The Inveon PET scanner is a third generation PET imaging system that incorporates several key technical features and advancements that deliver exceptional image quality and quantitative accuracy.
LSO Detector Material
The performance of a PET scanner depends greatly upon the physical and scintillation properties of the crystal detector material. LSO offers the best combination of properties of any PET scintillator used today— fast scintillation decay time, high light output, and effective atomic number.
Detector Architecture
The detector design in Inveon includes an innovative high efficiency light guide that delivers more photons to the photomultiplier tube, thereby improving energy and timing resolution. The detector also features a large 20 x 20 crystal array that increases the scanners axial field of view (FOV) and improves system sensitivity. With minimal gap between crystal elements and a 92% packing fraction, the net result is a PET system with exceptional spatial resolution and sensitivity.

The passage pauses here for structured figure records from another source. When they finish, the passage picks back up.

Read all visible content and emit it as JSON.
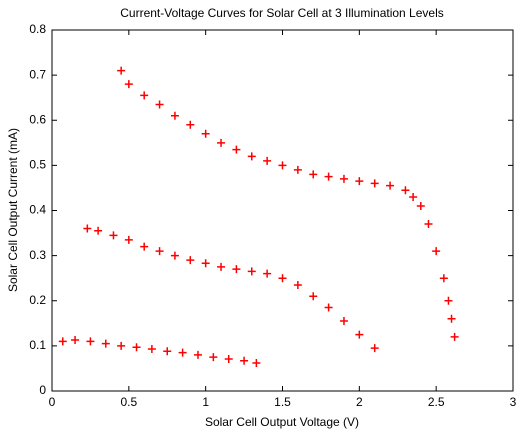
{
  "chart_data": {
    "type": "scatter",
    "title": "Current-Voltage Curves for Solar Cell at 3 Illumination Levels",
    "x_label": "Solar Cell Output Voltage (V)",
    "y_label": "Solar Cell Output Current (mA)",
    "xlim": [
      0,
      3
    ],
    "ylim": [
      0,
      0.8
    ],
    "xticks": [
      0,
      0.5,
      1,
      1.5,
      2,
      2.5,
      3
    ],
    "yticks": [
      0,
      0.1,
      0.2,
      0.3,
      0.4,
      0.5,
      0.6,
      0.7,
      0.8
    ],
    "marker": "+",
    "series": [
      {
        "color": "#ff0000",
        "x": [
          0.45,
          0.5,
          0.6,
          0.7,
          0.8,
          0.9,
          1.0,
          1.1,
          1.2,
          1.3,
          1.4,
          1.5,
          1.6,
          1.7,
          1.8,
          1.9,
          2.0,
          2.1,
          2.2,
          2.3,
          2.35,
          2.4,
          2.45,
          2.5,
          2.55,
          2.58,
          2.6,
          2.62
        ],
        "y": [
          0.71,
          0.68,
          0.655,
          0.635,
          0.61,
          0.59,
          0.57,
          0.55,
          0.535,
          0.52,
          0.51,
          0.5,
          0.49,
          0.48,
          0.475,
          0.47,
          0.465,
          0.46,
          0.455,
          0.445,
          0.43,
          0.41,
          0.37,
          0.31,
          0.25,
          0.2,
          0.16,
          0.12
        ]
      },
      {
        "color": "#ff0000",
        "x": [
          0.23,
          0.3,
          0.4,
          0.5,
          0.6,
          0.7,
          0.8,
          0.9,
          1.0,
          1.1,
          1.2,
          1.3,
          1.4,
          1.5,
          1.6,
          1.7,
          1.8,
          1.9,
          2.0,
          2.1
        ],
        "y": [
          0.36,
          0.355,
          0.345,
          0.335,
          0.32,
          0.31,
          0.3,
          0.29,
          0.283,
          0.275,
          0.27,
          0.265,
          0.26,
          0.25,
          0.235,
          0.21,
          0.185,
          0.155,
          0.125,
          0.095
        ]
      },
      {
        "color": "#ff0000",
        "x": [
          0.07,
          0.15,
          0.25,
          0.35,
          0.45,
          0.55,
          0.65,
          0.75,
          0.85,
          0.95,
          1.05,
          1.15,
          1.25,
          1.33
        ],
        "y": [
          0.11,
          0.113,
          0.11,
          0.105,
          0.1,
          0.097,
          0.093,
          0.088,
          0.085,
          0.08,
          0.075,
          0.071,
          0.067,
          0.062
        ]
      }
    ]
  }
}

Acquisition System Technology
The new Inveon data processing architecture improves PET count rate performance, energy resolution, and timing resolution. Count rate performance is improved through a store and forward coincidence processing technique that virtually eliminates the electronic deadtime associated with traditional multiplexing architectures. Improved energy resolution using high speed analog-to-digital converters and improved timing resolution through the use of 312 ps time bins, results in a PET system with exceedingly high singles and coincidence data rates, as well as, excellent random and scattered event rejection.
Attenuation Correction
With an internally mounted and self-shielded rotating 57Co transmission source, Inveon provides fast, accurate attenuation scans. This high speed point source mechanism takes advantage of the lower energy of 57Co. With an emission energy of 122 keV, 57Co transmission scans provide superior contrast and more accurate attenuation maps than scans acquired with 68Ge (511 keV) or 137Cs (662 keV). 57Co transmission scans can also be reconstructed for anatomic localization of the PET signal.